Shifts in the marketing landscape and environment enforced tourism and hospitality firms/brands to build a strategic agility pre, during, or post-COVID-19. Various tourism and hospitality firms/brands found formerly untapped or hidden sources of innovative and entrepreneurial- agility, which witness success and inventiveness in hard times including COVID-19 . Whatsoever the more fitting strategic orientation, in post the COVID-19 market is recoverably unique. An important aspect of this is the rapidly enhanced shift to online (gamification or social media)-based communications. Most industries including hospitality and tourism established the profound and instantaneous transformation. Either such change simply accelerate a current trend and/or is reversible is questionable. Hospitality and tourism firms/brands, which were depended on face-to-face interactions, determine means and ways to survive (and/or engage) through online and it appears that a large amount of this shift (change) will solve . Figure 1 outlines the COVID-19 impact on tourism and hospitality industry and its trends, opportunities, and challenges [3,11,20].
This article concludes by inquiring our academia to employ in demanding scholarly investigation on the key research issues or questions. However the influence of COVID-19 pandemic emerges to be apparent, what would be the longterm influence of COVID-19 epidemic on tourism and hospitality-based CSR, customer ethical decision making and consumer behaviour? Can short term shift (change) in customer behaviour, attitudes, habits, and opinions have longstanding shift of customer ethical-based behaviour, if yes and how? How would COVID-19 pandemic change/transform our marketing philosophy? Can the consequence of COVID-19 outbreak leads enhanced integration of societal (social) concerns in our driving philosophies?

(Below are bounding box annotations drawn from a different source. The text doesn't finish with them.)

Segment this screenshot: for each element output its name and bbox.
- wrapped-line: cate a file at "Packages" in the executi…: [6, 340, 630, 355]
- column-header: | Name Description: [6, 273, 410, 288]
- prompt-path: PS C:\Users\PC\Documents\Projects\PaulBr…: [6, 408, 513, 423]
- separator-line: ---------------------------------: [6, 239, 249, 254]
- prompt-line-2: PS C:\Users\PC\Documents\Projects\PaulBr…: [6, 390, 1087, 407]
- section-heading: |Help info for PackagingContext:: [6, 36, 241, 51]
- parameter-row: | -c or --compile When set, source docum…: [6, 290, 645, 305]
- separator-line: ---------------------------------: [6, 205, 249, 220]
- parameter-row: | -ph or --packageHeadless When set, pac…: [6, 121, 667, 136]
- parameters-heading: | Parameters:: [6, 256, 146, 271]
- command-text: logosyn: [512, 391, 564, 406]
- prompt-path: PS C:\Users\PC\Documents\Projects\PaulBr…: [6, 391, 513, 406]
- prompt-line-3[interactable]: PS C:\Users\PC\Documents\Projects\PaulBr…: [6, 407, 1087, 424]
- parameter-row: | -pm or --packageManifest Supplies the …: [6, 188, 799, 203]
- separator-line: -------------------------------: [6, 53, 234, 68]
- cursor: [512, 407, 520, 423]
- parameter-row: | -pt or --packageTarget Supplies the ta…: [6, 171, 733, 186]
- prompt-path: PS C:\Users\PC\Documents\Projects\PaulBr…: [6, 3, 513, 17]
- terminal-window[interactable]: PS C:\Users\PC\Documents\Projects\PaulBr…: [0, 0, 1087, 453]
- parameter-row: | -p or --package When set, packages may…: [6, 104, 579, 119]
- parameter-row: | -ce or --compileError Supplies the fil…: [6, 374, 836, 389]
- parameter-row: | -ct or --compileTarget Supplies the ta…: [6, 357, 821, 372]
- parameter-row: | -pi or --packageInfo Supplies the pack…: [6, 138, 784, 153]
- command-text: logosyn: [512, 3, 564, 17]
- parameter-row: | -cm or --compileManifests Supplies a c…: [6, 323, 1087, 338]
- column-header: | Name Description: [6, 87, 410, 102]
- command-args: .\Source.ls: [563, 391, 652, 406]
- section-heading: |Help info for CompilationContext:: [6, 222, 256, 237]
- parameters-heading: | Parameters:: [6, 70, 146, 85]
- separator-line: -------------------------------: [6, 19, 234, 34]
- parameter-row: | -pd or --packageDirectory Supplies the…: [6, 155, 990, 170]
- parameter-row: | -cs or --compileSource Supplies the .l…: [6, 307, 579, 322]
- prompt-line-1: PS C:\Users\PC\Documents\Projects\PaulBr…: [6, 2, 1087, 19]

Regarding consumer behaviour and attitude, there is a pressing need to investigate how consumers reacted (positively as well as negatively) to different lockdown restrictions. Shifts to behaviors may be apparent (like shift in online communications, entertainments, etc) but changes in beliefs, values, and attitudes are expected to be subtle. Likewise, as COVID-19 drove brands and firm’s long-term and indirect effects (including innovation and sustainability) is needed to investigate the effectiveness antecedents or drivers and to elucidate which shifts/changes would be valuable in long-term. There is a crucial need to explore the technological implementation, adoption and integration like artificial intelligence, virtual reality, social service robots, gamification, and social media in hospitality and tourism industry during and post-COVID-19 pandemic. Marketing and tourism scholars need further to uncover new sources and ways in conducting research addressing social distancing, community mobility, and privacy concerns of COVID-19 pandemic affected stakeholders.